The first thing you learn about them is that they are younger than you thought and incredibly secretive. Lauren goes myth hunting, sitting at the white dining table you all share, poring over Edith Hamilton and D'Aulaires.
You spend weeks in the home you
share and soon realize you will never bring yourself to care about their lives.
Their only quirk of note is a strong physical resemblance to a German movie
couple, in spite of being siblings. You strike up an easy nonchalance and
decide not to keep tabs on their existence. You don't see the boy leave, but
don't care because his name is unmemorable.
You don't see his small pamphlet
of cigarette papers that he uses to clean his flute, though you believe you
have heard him play once or twice.
You see him take a six pack of
beer into his bedroom and feel superior because you don't.

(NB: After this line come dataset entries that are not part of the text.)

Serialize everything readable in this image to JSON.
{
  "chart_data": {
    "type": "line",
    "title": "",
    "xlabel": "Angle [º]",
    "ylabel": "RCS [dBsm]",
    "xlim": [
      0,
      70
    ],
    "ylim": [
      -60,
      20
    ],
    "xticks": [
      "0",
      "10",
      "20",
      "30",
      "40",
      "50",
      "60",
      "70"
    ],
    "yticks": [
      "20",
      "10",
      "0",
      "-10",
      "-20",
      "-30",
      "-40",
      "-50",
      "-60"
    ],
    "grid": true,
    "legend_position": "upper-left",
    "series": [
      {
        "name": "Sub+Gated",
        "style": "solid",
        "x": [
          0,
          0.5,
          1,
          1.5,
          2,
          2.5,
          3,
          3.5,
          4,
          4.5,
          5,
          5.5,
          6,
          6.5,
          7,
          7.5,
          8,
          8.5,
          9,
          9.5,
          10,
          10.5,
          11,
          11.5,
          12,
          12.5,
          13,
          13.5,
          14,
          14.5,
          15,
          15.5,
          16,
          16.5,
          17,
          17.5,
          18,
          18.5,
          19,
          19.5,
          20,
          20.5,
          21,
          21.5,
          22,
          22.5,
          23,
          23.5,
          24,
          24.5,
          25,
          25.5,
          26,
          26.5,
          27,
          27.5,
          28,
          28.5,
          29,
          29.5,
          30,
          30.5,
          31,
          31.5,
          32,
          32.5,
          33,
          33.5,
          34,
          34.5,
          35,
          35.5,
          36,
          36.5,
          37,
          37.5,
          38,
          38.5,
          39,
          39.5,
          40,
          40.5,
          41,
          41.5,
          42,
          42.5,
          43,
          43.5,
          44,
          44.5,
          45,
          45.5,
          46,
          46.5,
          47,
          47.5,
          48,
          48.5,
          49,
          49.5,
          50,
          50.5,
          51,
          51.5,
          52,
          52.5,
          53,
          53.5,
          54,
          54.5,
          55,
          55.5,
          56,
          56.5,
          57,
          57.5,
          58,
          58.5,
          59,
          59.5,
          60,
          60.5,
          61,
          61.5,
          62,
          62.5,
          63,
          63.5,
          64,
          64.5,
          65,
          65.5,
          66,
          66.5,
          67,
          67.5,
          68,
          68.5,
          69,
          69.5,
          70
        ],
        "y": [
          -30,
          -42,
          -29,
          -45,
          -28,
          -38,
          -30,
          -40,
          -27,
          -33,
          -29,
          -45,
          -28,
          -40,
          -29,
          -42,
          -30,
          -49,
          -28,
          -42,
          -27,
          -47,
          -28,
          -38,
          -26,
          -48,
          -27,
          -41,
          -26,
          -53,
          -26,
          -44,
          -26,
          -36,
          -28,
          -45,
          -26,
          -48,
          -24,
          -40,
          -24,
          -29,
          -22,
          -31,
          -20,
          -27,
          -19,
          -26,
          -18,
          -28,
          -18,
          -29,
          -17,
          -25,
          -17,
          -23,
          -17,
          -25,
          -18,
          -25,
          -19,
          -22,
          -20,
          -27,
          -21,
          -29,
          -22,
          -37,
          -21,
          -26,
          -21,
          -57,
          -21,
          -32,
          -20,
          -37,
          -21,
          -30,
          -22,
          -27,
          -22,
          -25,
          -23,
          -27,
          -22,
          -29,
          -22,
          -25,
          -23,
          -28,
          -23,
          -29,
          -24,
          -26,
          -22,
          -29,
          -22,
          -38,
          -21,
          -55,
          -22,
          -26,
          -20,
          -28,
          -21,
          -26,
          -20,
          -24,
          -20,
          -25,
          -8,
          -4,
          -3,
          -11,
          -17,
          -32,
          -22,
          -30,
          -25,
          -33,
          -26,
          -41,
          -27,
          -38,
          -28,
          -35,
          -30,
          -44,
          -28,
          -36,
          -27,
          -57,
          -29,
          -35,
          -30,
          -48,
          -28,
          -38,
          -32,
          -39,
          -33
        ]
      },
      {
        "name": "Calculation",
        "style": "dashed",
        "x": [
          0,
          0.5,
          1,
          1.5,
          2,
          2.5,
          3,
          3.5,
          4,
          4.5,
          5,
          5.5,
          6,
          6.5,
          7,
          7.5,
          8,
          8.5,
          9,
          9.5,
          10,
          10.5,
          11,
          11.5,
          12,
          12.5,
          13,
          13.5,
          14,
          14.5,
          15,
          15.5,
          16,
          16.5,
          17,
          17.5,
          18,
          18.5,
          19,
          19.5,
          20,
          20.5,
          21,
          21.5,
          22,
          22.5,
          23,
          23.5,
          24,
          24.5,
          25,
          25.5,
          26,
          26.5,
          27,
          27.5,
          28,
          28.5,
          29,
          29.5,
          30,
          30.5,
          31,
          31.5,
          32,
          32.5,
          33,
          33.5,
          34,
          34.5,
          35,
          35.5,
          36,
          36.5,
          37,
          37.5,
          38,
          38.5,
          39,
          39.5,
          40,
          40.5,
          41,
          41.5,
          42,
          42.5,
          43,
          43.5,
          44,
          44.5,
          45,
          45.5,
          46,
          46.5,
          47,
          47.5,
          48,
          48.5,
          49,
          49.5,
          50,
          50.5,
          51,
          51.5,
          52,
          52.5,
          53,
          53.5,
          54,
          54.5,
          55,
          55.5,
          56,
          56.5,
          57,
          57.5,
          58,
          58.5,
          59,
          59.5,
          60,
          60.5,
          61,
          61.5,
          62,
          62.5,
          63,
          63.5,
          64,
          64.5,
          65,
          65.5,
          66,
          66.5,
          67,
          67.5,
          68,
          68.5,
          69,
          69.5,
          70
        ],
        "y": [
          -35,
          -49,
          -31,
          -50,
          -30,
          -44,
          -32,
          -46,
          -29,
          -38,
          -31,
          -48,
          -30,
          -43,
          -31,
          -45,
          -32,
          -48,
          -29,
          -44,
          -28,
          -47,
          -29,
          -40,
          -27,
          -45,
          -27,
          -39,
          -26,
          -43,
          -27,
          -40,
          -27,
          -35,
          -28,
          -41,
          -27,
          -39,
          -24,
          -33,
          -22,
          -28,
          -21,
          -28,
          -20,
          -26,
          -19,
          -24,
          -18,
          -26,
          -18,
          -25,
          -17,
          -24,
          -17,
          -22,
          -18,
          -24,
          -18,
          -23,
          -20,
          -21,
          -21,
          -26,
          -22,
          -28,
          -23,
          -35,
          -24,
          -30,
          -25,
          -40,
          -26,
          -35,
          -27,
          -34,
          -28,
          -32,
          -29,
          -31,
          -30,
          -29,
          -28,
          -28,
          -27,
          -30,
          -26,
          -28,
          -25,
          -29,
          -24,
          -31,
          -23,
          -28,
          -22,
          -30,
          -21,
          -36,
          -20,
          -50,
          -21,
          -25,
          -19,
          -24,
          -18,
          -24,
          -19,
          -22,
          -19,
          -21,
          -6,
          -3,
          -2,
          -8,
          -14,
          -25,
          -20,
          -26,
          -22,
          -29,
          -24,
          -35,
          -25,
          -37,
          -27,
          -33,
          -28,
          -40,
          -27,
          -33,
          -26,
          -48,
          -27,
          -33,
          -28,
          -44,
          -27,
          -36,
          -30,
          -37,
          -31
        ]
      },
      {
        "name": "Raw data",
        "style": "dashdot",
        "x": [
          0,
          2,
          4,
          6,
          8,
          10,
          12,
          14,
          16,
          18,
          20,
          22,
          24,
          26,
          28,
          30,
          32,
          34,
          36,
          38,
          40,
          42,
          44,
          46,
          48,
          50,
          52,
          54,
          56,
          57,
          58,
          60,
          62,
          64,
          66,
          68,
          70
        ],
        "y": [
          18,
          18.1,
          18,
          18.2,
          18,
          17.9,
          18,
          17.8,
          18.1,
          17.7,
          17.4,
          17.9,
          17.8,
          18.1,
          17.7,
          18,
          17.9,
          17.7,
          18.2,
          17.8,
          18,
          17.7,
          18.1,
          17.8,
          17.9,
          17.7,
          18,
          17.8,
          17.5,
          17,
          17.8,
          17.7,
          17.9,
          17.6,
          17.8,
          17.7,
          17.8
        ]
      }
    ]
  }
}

Lauren is less militantly boring,
you feel, although she "inspires little more than apathy" as you tell
your diary one night.
Six weeks in and out of ignoring
them and Summer bathes the power lines outside your window to buzz blue in cold
desert nights the way cicadas used to hang their song from trees to let them
fall down on your head when you lived on the East Coast.
You don't know where she goes when
she leaves but you know that Lauren likes Grape Nuts and you are struck with
guilt that you yourself are not so homely, so noble.
She smiles often and you wonder if
she is stupid but you smile back and wonder if maybe your disinterest is not a
little mean.
You say "Hi, Lauren" and
she say "Hi!" And the anticlimax is laughable and you return to deep
focus upon yourself.
You go to the store and think you
see her, by the bananas, and wonder if you say hi and if you should shop together
because when you were a teenager like she is that's what you thought roommates did. But you remember that you aren't really roommates and things are more
complicated than that and you look up again and the girl wasn't her after all
but this time you aren't mad that Lauren has occupied some space in your
thoughts.
You don't know this but she goes
alone to the diner that night. Alone to the diner where she orders six yellow
dishes and a milkshake.
You close your eyes in the dark listening to your
laptop hum from the dresser and experience and undeniable sensation of peace.
You don't see her arms spasm and her hand hit the Oreo milkshake that spills
slowly, languidly over her macaroni, her onion rings, her cheese fries, her
zucchini soup, as her eyes roll back into her head.
If you had been there you would
have been struck by her resemblance to a cartoon character and you would have
tried to mop up the Oreo shake as the waitress did. You would try and take
Lauren's pulse only to realize that you had no idea how to find a vein because you
were only a waitress and you would have cried until the manager and a leather
man with white hair come over at which point she will have died.
You would have heard the manager
on the phone with the dispatcher, would have inhaled the scent of her onion
rings and heaved on the floor by her table. You would have slept in the booth
until your mom drove up to pick you up and your teeth and lips would be salty
slick from breakdown at that which breaks down.